Too, how absolute are our understandings of “fundamental human dignity?” More to the point, when do we cease to be meaningfully “human?” Our dignity may be a reflection of God’s grace; but surely we would not want to say that there is no ending of that. We trust God’s grace is still somehow relevant to the “Church Expectant,” those who have died before us; but we would not, I think, say that their dignity was not changed by their death. Certainly, the Roman Catholic Church has not said that. There is within the Roman Catholic culture for health care a concept of “extraordinary care” that is not obligatory. The concept of brain death is accepted, as is the concept of donation of one’s organs and tissues.

And if we do associate God’s “image and likeness” in us with the capacity to relate and to love, how does that change when we can no longer relate in love to one another?
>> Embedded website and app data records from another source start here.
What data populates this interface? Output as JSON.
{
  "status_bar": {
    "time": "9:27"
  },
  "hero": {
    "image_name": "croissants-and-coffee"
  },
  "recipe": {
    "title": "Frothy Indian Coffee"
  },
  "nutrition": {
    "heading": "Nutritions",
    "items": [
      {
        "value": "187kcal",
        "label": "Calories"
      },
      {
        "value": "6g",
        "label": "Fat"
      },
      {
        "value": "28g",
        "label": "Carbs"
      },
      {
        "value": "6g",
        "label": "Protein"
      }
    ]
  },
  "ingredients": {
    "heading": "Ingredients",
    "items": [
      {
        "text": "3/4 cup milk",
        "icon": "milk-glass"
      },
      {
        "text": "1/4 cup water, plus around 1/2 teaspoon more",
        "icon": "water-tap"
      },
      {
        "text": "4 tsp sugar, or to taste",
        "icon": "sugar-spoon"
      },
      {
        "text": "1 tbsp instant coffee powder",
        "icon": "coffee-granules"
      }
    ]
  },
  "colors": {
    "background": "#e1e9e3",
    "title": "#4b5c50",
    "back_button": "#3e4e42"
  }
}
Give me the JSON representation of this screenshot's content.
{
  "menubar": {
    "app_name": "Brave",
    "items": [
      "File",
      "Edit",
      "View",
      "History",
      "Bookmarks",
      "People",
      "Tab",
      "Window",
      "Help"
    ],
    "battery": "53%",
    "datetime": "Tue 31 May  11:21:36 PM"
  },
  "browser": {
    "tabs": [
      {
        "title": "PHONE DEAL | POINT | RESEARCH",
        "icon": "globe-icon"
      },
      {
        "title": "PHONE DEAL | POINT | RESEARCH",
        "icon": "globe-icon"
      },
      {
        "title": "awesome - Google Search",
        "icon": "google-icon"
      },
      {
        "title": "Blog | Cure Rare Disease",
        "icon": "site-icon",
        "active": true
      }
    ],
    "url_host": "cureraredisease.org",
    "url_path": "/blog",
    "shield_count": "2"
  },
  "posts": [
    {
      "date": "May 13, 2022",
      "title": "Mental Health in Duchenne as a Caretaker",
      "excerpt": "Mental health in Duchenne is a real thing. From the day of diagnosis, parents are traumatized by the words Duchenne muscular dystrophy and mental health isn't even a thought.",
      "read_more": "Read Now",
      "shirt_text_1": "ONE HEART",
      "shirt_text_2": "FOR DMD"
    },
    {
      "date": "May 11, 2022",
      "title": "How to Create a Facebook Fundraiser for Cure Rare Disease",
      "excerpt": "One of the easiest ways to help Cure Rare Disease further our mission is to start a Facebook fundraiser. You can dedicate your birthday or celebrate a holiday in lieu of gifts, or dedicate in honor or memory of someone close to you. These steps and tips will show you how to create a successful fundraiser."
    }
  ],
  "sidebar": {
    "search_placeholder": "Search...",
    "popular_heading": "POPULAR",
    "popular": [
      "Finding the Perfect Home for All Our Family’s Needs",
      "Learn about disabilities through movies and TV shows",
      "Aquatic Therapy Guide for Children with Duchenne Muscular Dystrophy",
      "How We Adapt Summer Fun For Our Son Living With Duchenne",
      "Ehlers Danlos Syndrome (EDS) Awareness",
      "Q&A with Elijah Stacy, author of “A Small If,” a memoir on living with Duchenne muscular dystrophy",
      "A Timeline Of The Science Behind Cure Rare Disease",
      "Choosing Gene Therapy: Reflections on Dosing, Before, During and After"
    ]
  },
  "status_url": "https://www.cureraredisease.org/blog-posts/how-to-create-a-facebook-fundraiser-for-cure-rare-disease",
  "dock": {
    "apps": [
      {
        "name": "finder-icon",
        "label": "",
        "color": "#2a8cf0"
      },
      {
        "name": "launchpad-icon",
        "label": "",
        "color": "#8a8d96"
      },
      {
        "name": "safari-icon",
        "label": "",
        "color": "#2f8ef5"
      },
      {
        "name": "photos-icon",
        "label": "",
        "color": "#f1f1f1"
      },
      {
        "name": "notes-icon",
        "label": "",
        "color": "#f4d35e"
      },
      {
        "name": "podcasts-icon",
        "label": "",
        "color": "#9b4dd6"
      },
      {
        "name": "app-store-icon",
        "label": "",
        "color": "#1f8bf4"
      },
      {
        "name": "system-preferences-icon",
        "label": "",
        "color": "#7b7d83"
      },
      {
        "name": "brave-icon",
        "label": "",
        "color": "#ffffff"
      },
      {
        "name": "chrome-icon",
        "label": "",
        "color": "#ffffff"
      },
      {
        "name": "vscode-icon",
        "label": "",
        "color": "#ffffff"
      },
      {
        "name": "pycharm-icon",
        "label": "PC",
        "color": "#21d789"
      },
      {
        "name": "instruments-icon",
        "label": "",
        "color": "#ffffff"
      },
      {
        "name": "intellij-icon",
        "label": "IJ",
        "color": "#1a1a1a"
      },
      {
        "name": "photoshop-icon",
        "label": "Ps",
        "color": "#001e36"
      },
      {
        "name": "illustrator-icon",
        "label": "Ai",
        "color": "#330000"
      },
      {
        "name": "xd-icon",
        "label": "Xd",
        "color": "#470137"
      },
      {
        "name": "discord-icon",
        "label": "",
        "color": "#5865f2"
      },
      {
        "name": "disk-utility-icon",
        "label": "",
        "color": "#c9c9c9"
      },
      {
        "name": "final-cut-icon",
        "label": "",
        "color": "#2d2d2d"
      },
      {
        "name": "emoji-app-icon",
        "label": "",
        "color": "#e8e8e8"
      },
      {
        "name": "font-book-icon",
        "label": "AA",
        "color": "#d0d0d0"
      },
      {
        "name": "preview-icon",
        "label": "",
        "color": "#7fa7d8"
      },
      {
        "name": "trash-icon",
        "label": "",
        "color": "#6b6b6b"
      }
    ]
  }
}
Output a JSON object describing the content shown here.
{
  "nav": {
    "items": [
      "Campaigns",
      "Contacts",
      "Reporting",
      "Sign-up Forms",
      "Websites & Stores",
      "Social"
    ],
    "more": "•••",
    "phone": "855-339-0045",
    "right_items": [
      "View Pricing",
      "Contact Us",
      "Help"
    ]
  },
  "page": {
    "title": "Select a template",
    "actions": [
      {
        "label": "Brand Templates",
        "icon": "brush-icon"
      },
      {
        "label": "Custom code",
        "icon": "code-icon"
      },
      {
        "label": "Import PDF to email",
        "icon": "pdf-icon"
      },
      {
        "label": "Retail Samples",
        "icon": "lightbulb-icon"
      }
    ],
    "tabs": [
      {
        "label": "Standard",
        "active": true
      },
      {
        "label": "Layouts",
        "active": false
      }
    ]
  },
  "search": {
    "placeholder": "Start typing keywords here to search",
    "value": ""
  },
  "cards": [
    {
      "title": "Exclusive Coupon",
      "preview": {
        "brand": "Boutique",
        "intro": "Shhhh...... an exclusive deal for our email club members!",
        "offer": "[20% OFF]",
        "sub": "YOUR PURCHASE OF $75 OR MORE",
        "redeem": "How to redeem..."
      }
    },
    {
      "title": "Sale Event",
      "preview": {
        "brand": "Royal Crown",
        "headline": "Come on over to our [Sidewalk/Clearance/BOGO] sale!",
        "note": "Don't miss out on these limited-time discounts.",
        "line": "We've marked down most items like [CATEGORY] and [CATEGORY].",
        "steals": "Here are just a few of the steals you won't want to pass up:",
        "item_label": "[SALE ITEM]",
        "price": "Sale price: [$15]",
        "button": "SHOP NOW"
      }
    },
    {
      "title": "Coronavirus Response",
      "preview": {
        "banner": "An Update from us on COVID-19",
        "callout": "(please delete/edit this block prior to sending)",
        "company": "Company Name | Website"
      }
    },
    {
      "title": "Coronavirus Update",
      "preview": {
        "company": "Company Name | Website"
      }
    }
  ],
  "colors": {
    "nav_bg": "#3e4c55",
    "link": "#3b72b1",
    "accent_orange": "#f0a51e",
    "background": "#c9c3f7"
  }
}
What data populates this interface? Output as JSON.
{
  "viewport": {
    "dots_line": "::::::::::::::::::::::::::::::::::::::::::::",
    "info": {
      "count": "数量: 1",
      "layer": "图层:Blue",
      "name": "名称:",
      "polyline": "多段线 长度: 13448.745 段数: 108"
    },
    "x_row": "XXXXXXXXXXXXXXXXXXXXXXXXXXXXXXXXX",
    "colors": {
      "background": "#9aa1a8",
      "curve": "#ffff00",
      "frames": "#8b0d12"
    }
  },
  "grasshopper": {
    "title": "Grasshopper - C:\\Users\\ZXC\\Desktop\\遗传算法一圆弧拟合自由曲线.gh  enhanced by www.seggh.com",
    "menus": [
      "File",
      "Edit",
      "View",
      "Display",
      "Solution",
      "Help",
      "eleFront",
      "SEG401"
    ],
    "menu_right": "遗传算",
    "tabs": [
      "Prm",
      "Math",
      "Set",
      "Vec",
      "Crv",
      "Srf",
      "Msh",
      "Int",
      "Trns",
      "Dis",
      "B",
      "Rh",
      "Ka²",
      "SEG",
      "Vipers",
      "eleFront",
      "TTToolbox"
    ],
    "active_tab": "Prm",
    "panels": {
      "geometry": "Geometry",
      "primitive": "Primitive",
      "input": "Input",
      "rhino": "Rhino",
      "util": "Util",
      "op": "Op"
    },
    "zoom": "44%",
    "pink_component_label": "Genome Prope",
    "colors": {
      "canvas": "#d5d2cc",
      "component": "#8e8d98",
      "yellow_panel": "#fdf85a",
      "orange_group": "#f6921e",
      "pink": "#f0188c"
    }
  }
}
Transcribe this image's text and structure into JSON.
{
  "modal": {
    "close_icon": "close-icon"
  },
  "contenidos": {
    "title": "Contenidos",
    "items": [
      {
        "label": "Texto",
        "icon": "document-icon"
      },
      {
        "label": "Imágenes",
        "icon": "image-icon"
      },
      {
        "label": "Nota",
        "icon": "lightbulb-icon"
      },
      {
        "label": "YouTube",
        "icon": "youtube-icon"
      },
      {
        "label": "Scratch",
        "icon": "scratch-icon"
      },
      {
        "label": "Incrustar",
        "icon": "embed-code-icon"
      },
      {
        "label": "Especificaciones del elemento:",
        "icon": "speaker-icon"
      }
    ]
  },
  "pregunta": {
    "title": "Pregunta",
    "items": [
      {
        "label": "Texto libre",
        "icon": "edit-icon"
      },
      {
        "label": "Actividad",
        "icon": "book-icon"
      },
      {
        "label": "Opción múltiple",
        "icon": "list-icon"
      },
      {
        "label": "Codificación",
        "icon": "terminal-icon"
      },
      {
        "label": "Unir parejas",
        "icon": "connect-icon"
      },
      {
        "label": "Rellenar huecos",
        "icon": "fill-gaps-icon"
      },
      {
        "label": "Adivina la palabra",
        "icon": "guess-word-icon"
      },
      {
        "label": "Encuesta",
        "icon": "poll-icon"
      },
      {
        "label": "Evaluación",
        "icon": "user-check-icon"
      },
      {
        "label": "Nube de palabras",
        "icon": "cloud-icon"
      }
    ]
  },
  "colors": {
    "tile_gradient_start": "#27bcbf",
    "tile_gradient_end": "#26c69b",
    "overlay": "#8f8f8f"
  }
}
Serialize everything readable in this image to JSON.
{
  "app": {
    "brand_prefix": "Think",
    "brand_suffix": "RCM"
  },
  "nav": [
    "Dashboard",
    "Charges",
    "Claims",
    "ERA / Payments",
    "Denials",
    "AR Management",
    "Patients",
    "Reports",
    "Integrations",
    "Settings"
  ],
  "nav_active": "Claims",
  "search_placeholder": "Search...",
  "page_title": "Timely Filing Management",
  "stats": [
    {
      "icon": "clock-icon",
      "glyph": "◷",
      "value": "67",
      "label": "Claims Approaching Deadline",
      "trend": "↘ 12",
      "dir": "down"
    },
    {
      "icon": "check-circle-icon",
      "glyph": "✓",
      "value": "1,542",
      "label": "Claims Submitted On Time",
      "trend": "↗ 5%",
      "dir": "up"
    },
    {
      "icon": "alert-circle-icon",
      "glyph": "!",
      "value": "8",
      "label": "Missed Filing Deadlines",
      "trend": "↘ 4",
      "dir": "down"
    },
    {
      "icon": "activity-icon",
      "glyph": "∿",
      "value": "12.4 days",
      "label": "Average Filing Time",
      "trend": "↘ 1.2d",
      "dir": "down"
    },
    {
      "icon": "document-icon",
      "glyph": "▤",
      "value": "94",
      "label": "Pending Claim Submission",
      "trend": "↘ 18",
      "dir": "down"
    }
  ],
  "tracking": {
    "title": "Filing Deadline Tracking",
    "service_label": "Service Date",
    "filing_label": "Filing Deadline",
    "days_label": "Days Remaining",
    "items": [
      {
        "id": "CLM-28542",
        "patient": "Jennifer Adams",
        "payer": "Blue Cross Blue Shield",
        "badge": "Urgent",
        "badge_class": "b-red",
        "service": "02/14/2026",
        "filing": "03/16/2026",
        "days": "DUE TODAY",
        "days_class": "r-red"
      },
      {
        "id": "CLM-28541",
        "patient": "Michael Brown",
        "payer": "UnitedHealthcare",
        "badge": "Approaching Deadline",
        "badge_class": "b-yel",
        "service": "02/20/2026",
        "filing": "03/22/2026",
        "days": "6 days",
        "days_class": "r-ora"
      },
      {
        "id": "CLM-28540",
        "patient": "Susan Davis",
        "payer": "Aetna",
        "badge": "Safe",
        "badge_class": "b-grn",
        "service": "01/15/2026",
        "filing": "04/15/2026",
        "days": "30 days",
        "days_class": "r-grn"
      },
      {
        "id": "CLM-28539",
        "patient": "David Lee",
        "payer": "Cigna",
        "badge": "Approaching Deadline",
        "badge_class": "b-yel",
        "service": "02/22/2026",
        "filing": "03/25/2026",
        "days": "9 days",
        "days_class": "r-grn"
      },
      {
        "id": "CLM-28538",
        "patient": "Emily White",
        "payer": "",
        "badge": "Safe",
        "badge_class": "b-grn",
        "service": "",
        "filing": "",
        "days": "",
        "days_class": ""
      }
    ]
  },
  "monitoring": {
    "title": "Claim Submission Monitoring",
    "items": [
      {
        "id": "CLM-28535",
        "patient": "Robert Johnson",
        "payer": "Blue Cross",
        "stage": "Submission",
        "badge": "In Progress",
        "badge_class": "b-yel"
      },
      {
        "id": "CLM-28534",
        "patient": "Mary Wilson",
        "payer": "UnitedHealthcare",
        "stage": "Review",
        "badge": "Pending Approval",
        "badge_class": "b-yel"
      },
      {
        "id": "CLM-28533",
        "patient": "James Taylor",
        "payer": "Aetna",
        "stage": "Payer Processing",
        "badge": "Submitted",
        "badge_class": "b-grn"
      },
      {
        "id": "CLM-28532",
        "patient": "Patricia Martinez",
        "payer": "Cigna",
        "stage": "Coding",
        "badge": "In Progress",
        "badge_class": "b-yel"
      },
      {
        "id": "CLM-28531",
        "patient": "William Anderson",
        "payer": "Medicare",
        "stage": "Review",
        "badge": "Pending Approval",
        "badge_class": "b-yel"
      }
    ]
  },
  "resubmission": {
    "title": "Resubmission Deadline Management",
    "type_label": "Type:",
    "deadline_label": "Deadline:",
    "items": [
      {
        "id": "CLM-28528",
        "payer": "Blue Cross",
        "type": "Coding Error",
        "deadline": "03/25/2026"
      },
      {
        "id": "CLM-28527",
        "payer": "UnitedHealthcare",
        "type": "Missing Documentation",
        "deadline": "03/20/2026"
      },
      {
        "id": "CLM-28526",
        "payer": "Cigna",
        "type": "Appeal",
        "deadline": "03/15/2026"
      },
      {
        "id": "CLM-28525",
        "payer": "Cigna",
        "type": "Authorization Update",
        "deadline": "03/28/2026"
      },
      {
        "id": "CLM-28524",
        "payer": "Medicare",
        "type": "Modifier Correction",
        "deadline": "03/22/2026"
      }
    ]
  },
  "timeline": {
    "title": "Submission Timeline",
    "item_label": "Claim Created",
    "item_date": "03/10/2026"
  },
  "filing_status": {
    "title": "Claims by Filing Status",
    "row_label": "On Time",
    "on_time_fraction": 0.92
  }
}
In one sense, perhaps it doesn’t; for, again, we accept that somehow God’s love and grace are still relevant to the “Church Expectant.” At the same time, we do not think of the dead as human in the same way, whatever their history in life or the promise of resurrection in their future. We distinguish between brain death, and irreversible brain injury just short of that, and persistent vegetative state, not in whether the patient will die, but in how soon.

Clearly, the Roman Catholic Church has drawn a somewhat arbitrary line. That in and of itself does not bother me. After all, choosing any point between “any life is life, and anything we might do to keep organic function going is obligatory;” and “let’s not waste precious resources on those who aren’t going to get better, even if right now they’re not getting any worse” is somewhat arbitrary. We will all have our arguments for our position, but sooner or later we make a decision of what we will live with and what arguments we find compelling (for, after all, at some point “it’s turtles all the way down.”)

At the same time, I an acutely aware of how this will impact Roman Catholic patients and families, and Roman Catholic providers, both individual and institutional. They function, as we all do, in a culture that seems to struggle between a concept of “fundamental human dignity” and a sense that human dignity is based on function, whether in relationship or in occupation or in social recognition. They will be stressed sometimes in determining “the right thing to do.” And in some cases I and the folks I work with will be involved in helping them make that decision.